Pero esa mañana algo
andaba mal. El Presidente, que habitualmente se mostraba amable y distendido,
esa mañana apenas los saludó. Todos los días se quedaba allí firmando decretos
y tomando mate, hasta las nueve y media, hora en la que se reunía con sus
ministros. Ese día sólo permaneció unos minutos y salió eyectado, acompañado
por el ministro de Guerra y otros altos jefes militares.
Nadie les dio ninguna
explicación y ni él ni su compañero se atrevieron a pedirla. Pero lo inquietó
mucho una discusión que escuchó entre el coronel Máximo Alcázar y uno de los
jerarcas.
-¿Ya nos vamos al
ministerio de Guerra?
-“Nos vamos” es mucha
gente, Alcázar. Usted se queda acá.
-¿Cómo acá?
- Acá, Alcázar…que
quiere, que le haga un mapa.
Máximo Alcázar se puso
pálido. Vicente nunca había visto el miedo reflejado en los ojos de ese hombre
arrogante. No cabía duda: algo malo estaba pasando.
-¡Mamá, mamá! ¡Mirá
los aviones! ¡Los aviones!-
El pequeño Luisito,
alborozado, saltaba de alegría y alzaba las manos hacia el cielo gris. Virginia
sonrió: odiaba fallarle a su hijo. “Viste, mi amor, ¡los aviones que mamá te
prometió! Saludá a los señores que manejan. Pediles que tiren papelitos”.
Pero lo que cayó del
cielo ese día no fueron papelitos. Ni tampoco flores.
-No vayas…-dijo Irma
-Tengo que ir, Irma.
No le puedo fallar a los compañeros…y no le podemos fallar a Perón tampoco.
La pareja había
permanecido unos minutos en silencio después de escuchar por la radio al líder
de la CGT llamando a todos los obreros a defender al gobierno peronista del
artero ataque de la oligarquía. Irma dedujo la determinación de su hombre antes
de que este dijera una sola palabra. Por eso, decidió anticiparse.
-Perón tiene presa a
mi hija.
- ¡Bajá la voz! ¡Perón
no tiene nada que ver, es el marido el que es una porquería! ¡Y porquerías hay
en todos los partidos!
-Cómo lo defendés…ni
que fueras un peronista de la primera hora...ya te olvidaste de cuando eras socialista…
-¡Basta, mujer!. Yo no
me olvidé de nada. ¡Yo nunca olvidé mis principios! ¡No le voy a permitir a
nadie que diga que Hugo Gamboa traicionó uno solo de sus principios! ¡Ni
siquiera a vos! ¡Los principios del socialismo, en Argentina, los llevó a la
práctica Perón! ¡Si ya ves, que hasta se puso de punta contra los curas! ¿Quién
te dice que, si sale tu divorcio, el año que viene no nos podamos casar?
-No necesito casarme,
estoy bien así. Y debo seguir siendo la misma gallega bruta de siempre… porque
cuando íbamos a los círculos de lectura en la Casa del Pueblo, nunca escuché
que entre los principios del socialismo estuviera encarcelar a un obrero por reclamar por su salario, o a una mujer que lo ama por pedir su libertad.
-
Mujer, el paraíso terrenal no existe. Toda revolución tiene sus costos.

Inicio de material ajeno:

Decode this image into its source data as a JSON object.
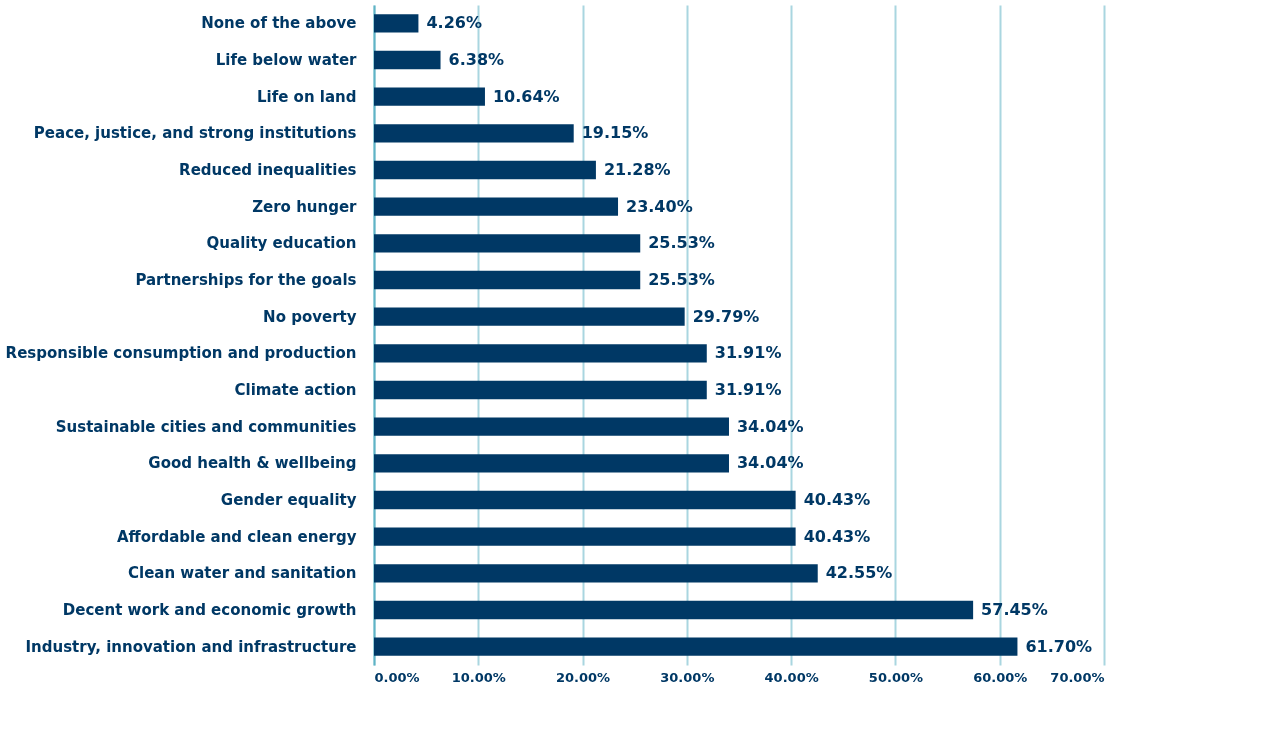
{
  "chart_data": {
    "type": "bar",
    "orientation": "horizontal",
    "categories": [
      "None of the above",
      "Life below water",
      "Life on land",
      "Peace, justice, and strong institutions",
      "Reduced inequalities",
      "Zero hunger",
      "Quality education",
      "Partnerships for the goals",
      "No poverty",
      "Responsible consumption and production",
      "Climate action",
      "Sustainable cities and communities",
      "Good health & wellbeing",
      "Gender equality",
      "Affordable and clean energy",
      "Clean water and sanitation",
      "Decent work and economic growth",
      "Industry, innovation and infrastructure"
    ],
    "values": [
      4.26,
      6.38,
      10.64,
      19.15,
      21.28,
      23.4,
      25.53,
      25.53,
      29.79,
      31.91,
      31.91,
      34.04,
      34.04,
      40.43,
      40.43,
      42.55,
      57.45,
      61.7
    ],
    "value_labels": [
      "4.26%",
      "6.38%",
      "10.64%",
      "19.15%",
      "21.28%",
      "23.40%",
      "25.53%",
      "25.53%",
      "29.79%",
      "31.91%",
      "31.91%",
      "34.04%",
      "34.04%",
      "40.43%",
      "40.43%",
      "42.55%",
      "57.45%",
      "61.70%"
    ],
    "color": "#003865",
    "xlim": [
      0,
      70
    ],
    "xticks": [
      {
        "value": 0,
        "label": "0.00%"
      },
      {
        "value": 10,
        "label": "10.00%"
      },
      {
        "value": 20,
        "label": "20.00%"
      },
      {
        "value": 30,
        "label": "30.00%"
      },
      {
        "value": 40,
        "label": "40.00%"
      },
      {
        "value": 50,
        "label": "50.00%"
      },
      {
        "value": 60,
        "label": "60.00%"
      },
      {
        "value": 70,
        "label": "70.00%"
      }
    ],
    "grid": "x"
  }
}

Yo lamento mucho que les haya tocado pagarlo a gente como tu hija y como
Giusseppe. Pero ya ves…él habrá estado en la cárcel, pero ahora su hija vive
gracias a Perón.
(...)
Si a Giusseppe no lo
convencía ese argumento con sabor a extorsión, a Irma mucho menos. Pero nada
pudo hacer contra la voluntad de su hombre rayana en la terquedad. Con el corazón encogido por la angustia lo
vio subirse a un jeep abordado por varios compañeros portando un arma de
fabricación casera. Un escalofrío recorrió su espalda.

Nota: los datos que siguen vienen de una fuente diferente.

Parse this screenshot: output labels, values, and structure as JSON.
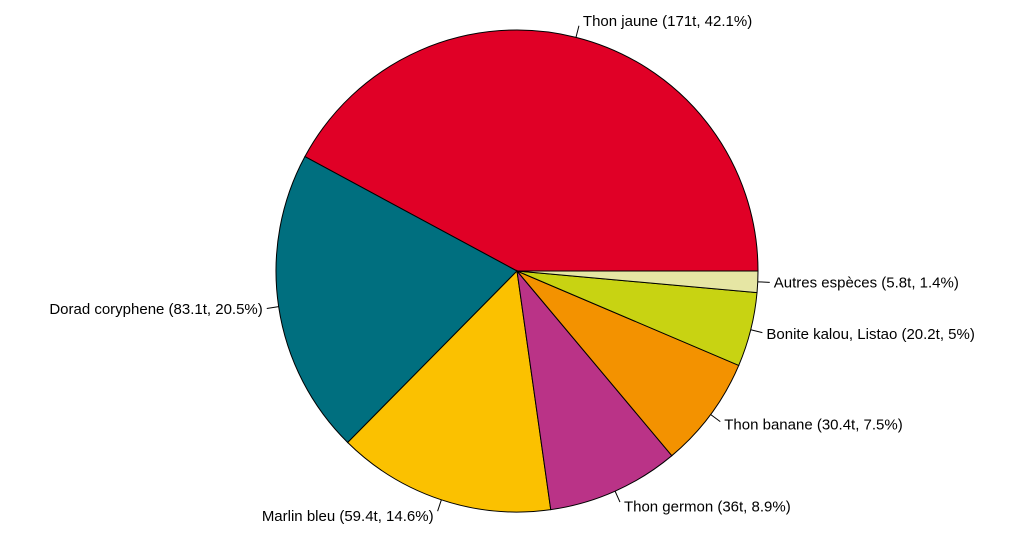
{
  "chart_data": {
    "type": "pie",
    "title": "",
    "start_angle_deg": 0,
    "direction": "counterclockwise",
    "legend": "none",
    "slices": [
      {
        "name": "Thon jaune",
        "value": 171,
        "percent": 42.1,
        "label": "Thon jaune (171t, 42.1%)",
        "color": "#E00026"
      },
      {
        "name": "Dorad coryphene",
        "value": 83.1,
        "percent": 20.5,
        "label": "Dorad coryphene (83.1t, 20.5%)",
        "color": "#006F7F"
      },
      {
        "name": "Marlin bleu",
        "value": 59.4,
        "percent": 14.6,
        "label": "Marlin bleu (59.4t, 14.6%)",
        "color": "#FBC100"
      },
      {
        "name": "Thon germon",
        "value": 36,
        "percent": 8.9,
        "label": "Thon germon (36t, 8.9%)",
        "color": "#BA3387"
      },
      {
        "name": "Thon banane",
        "value": 30.4,
        "percent": 7.5,
        "label": "Thon banane (30.4t, 7.5%)",
        "color": "#F39200"
      },
      {
        "name": "Bonite kalou, Listao",
        "value": 20.2,
        "percent": 5,
        "label": "Bonite kalou, Listao (20.2t, 5%)",
        "color": "#C8D312"
      },
      {
        "name": "Autres espèces",
        "value": 5.8,
        "percent": 1.4,
        "label": "Autres espèces (5.8t, 1.4%)",
        "color": "#E6E6A4"
      }
    ]
  }
}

La Plaza de Mayo era un escenario
dantesco. Cuerpos muertos o agonizantes yacían por doquier. Grandes manchas de
sangre teñían los pavimentos. Silbaban
las balas disparadas por los soldados leales que defendían la casa de gobierno
y los sublevados que intentaban tomarla, los comandos civiles que apoyaban el alzamiento
y las improvisadas milicias obreras que acudían al llamado de la CGT. En medio
del desastre, los contendientes de uno y de otro bando se mezclaban con los
transeúntes que huían presas del pánico y los que trataban de prestar auxilio a
los heridos generando una abigarrada confusión. Hugo dio un salto del jeep y
encaró, con el arma en mano, a un grupo de civiles alzados a los que reconoció
por la divisa de “Cristo Vence” que exhibían algunos de sus integrantes.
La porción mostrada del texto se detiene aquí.